Wednesday, April 9, 2014

Battle of Pleasant Hill

Battle of Pleasant Hill
After the Battle of Mansfield on April 8th, the Federals fell back during the night to a place called Pleasant Hill. Both the Union and Confederate had new reinforcements that had not fought on the previous day. On the morning of April 9th, 150 years ago today, the Confederates advanced, and began skirmishing with the Federal troops around noon.

Map of the battlefield
At 5 pm the main Confederate attack finally came, with units attacking all along the Federal line. On the Union right the Confederate attack from Walker's and Mouton's divisions made little progress. The divisions of Churchill and Parson, attacking the Union center and left, had more success. They drove back the Federal lines, but there was no great panic like that of the previous day. The Federals pushed back and began regaining their ground. For two hours this hard fighting continued. As one soldier wrote,
The mingled roar of artillery and musketry; the shouts of the exultant, as volley after volley was fired with fearful effect; the groans of the wounded; the sulphurous smoke, and the day fading into darkness, all tended to heighten the effect of the thrilling scene.
Finally the charging Federals were able to drive back the tired Southerners and capture five of their guns, several of which the Union had lost the previous day.
The losses from the battle were heavy from both sides. 1,600 Confederates were killed, wounded or captured.

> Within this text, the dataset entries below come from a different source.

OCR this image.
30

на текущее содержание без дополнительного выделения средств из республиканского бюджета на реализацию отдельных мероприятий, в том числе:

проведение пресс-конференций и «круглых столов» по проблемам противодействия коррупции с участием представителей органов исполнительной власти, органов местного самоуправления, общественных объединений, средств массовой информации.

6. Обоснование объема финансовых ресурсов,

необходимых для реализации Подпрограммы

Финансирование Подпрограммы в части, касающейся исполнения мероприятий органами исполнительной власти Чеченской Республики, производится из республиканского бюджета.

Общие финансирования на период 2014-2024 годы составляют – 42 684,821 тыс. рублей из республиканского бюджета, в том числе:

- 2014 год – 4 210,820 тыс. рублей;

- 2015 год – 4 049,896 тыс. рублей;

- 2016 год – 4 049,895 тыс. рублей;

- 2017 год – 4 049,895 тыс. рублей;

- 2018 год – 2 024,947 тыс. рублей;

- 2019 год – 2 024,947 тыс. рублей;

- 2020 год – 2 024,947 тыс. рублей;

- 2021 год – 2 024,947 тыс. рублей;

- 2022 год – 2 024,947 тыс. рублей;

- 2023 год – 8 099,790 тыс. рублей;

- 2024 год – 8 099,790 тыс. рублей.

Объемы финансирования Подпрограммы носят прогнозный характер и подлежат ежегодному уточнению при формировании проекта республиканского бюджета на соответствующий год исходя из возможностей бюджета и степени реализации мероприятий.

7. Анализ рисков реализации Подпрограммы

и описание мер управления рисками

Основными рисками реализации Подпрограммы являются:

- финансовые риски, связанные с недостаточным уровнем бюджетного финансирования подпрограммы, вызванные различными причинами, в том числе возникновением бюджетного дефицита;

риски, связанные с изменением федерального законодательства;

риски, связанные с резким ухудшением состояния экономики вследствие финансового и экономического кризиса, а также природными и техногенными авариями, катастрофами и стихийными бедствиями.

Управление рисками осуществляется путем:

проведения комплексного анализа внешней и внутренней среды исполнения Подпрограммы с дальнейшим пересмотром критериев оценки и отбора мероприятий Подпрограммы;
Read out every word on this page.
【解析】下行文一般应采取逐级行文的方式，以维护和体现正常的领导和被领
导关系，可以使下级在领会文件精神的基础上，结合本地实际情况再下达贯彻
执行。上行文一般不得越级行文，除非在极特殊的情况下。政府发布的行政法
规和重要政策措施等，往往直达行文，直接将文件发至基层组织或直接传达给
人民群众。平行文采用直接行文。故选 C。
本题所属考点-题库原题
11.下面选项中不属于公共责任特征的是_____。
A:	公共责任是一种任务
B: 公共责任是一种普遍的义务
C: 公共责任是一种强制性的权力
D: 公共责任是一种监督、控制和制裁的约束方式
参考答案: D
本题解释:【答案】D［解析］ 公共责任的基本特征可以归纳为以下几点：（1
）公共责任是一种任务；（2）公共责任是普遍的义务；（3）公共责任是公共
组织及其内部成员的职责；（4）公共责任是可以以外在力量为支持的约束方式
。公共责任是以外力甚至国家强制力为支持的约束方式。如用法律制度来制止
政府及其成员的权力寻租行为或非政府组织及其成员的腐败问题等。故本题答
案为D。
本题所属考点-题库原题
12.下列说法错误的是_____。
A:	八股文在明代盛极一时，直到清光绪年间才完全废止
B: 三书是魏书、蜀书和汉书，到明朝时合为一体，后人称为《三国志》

The Federals lost 152 killed, 859 wounded and 495 captured. Richard Taylor had hoped that he could follow up on his success of the previous day, but his plan had fallen apart. He had planned to flank the enemy, but Churchill, the general entrusted with the attack, had not moved far enough to reach the Union flank. Although this battle was a tactical victory for Nathaniel Banks, it was a strategic defeat. He ordered his army to fall back, and abandoned the rest of his plans for the campaign.